Uses the Barlow / hoop-stress formula per ASME VIII Div 1 (simplified):

\[t = \frac{P_d \cdot D}{2 \cdot S \cdot E - P_d}\]

where $P_d$ is design pressure (110% of max operating), $D$ is inner diameter, $S$ is allowable stress (137.9 MPa for SA-516-70), and $E$ is joint efficiency (0.85).
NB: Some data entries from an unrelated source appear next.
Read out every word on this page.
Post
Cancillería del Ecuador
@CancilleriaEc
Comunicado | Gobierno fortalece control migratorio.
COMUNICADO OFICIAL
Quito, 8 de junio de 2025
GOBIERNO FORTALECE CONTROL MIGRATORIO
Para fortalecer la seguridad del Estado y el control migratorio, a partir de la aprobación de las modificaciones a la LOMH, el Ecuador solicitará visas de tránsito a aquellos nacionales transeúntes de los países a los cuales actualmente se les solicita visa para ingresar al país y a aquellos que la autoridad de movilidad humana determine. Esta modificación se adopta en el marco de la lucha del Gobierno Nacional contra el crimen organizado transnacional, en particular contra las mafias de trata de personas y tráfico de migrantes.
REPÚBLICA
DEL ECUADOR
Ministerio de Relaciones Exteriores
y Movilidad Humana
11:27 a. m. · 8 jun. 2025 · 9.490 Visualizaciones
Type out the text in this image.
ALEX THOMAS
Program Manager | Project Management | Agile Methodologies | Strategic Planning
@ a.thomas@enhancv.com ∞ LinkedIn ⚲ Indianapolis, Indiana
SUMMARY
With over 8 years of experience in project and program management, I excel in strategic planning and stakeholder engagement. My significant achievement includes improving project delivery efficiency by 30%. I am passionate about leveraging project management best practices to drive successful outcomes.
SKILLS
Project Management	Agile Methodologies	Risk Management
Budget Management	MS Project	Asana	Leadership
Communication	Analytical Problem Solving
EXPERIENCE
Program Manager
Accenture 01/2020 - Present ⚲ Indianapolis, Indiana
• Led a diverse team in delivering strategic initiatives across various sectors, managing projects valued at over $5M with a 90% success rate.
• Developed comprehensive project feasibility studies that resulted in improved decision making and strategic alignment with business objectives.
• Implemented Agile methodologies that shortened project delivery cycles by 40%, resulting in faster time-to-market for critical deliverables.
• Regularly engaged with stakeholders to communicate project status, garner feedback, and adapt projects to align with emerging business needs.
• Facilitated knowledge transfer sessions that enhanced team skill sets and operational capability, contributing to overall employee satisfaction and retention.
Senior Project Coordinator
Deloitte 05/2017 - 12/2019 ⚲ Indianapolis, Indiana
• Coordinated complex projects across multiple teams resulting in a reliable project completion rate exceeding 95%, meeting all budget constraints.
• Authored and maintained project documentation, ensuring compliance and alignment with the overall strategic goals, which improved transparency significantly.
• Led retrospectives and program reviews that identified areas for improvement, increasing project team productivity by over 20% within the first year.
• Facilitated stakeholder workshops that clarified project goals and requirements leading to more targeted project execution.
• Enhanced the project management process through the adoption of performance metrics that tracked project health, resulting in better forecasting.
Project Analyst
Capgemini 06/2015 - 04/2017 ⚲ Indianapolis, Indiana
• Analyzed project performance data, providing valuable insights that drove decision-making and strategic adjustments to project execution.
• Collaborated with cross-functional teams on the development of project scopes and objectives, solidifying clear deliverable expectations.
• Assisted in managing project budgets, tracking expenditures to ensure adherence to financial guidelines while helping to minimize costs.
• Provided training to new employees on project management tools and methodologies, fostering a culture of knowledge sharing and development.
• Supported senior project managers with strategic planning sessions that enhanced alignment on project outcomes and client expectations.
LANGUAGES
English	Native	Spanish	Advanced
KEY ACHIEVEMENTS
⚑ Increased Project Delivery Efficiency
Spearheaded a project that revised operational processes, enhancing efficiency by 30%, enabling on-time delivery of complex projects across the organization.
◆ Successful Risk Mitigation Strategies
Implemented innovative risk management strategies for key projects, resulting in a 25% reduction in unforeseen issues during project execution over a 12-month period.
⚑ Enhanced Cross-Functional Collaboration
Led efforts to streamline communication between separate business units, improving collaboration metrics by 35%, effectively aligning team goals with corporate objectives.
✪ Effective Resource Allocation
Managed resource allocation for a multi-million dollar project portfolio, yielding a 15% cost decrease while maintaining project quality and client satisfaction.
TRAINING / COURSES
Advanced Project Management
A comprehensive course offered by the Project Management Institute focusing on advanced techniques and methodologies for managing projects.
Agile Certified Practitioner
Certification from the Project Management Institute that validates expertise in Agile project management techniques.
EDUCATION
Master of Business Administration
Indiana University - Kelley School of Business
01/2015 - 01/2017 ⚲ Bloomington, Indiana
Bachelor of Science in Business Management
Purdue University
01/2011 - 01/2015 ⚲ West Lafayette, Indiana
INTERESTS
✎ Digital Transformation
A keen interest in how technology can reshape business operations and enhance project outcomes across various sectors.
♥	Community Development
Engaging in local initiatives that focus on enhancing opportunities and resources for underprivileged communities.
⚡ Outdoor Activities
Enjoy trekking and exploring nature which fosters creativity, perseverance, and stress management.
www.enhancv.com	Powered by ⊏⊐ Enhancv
A minimum thickness of 6 mm is enforced.


Cost Estimation

The MercuryRemovalCostEstimate class provides CAPEX/OPEX:

MercuryRemovalCostEstimate cost = design.getCostEstimate();
cost.setSorbentUnitPrice(25.0);  // USD/kg for PuraSpec
cost.calculateCostEstimate();

System.out.println("Total module cost: " + cost.getTotalModuleCost());
System.out.println("Sorbent replacement: " + cost.getSorbentReplacementCost());
System.out.println(cost.toJson());

Cost Structure

Element Code Calculation
Vessel steel cost PEC (part) (shell + internals + nozzles weight) × steel rate × material factor
Sorbent charge PEC (part) sorbent mass × unit price
Bare module BMC PEC × bare module factor
Total module TMC BMC × contingency factor
Grassroots GRC TMC × site factor
Sorbent replacement OPEX sorbent mass × unit price × 1.25 (labour)
Annual maintenance OPEX TMC × 3%

Adjustable Cost Parameters

Parameter Default Method
Sorbent unit price 25 USD/kg setSorbentUnitPrice()
Steel fabrication cost 8 USD/kg setSteelCostPerKg()
Installation factor 1.5 setInstallationFactor()
Maintenance factor 3% (internal)

Usage Examples

Steady-State Example (Java)

SystemInterface gas = new SystemSrkEos(273.15 + 30.0, 60.0);
gas.addComponent("methane", 0.85);
gas.addComponent("ethane", 0.07);
gas.addComponent("propane", 0.03);
gas.addComponent("nitrogen", 0.04);
gas.addComponent("mercury", 1.0e-9);
gas.createDatabase(true);
gas.setMixingRule(2);
gas.init(0);

Stream feed = new Stream("feed", gas);
feed.setFlowRate(50000.0, "kg/hr");
feed.run();

MercuryRemovalBed bed = new MercuryRemovalBed("HgGuard", feed);
bed.setBedDiameter(1.5);
bed.setBedLength(4.0);
bed.setSorbentType("PuraSpec");
bed.run(UUID.randomUUID());

System.out.println("Efficiency: " + bed.getRemovalEfficiency());
System.out.println("Pressure drop: " + bed.getPressureDrop("bar") + " bar");

Transient Breakthrough Example (Java)

bed.setCalculateSteadyState(false);
bed.setNumberOfCells(50);
bed.initialiseTransientGrid();

UUID id = UUID.randomUUID();
double dt = 3600.0; // 1-hour steps

for (int hour = 0; hour < 10000; hour++) {
    bed.runTransient(dt, id);
    if (bed.isBreakthroughOccurred()) {
        System.out.println("Breakthrough at " + bed.getBreakthroughTimeHours() + " hours");
        break;
    }
}

System.out.println("Average loading: " + bed.getAverageLoading() + " mg/kg");
System.out.println("Utilisation: " + (bed.getBedUtilisation() * 100) + "%");

Python Example

from neqsim import jneqsim

MercuryRemovalBed = jneqsim.process.equipment.adsorber.MercuryRemovalBed
# ... (see Jupyter notebook for full example)

Validation

The validateSetup() method checks for common configuration errors:

Check Error if
Bed diameter ≤ 0
Bed length ≤ 0
Void fraction ≤ 0 or ≥ 1
Mercury capacity ≤ 0
Degradation factor < 0 or > 1
Bypass fraction < 0 or ≥ 1

Each error includes a remediation hint for automated recovery.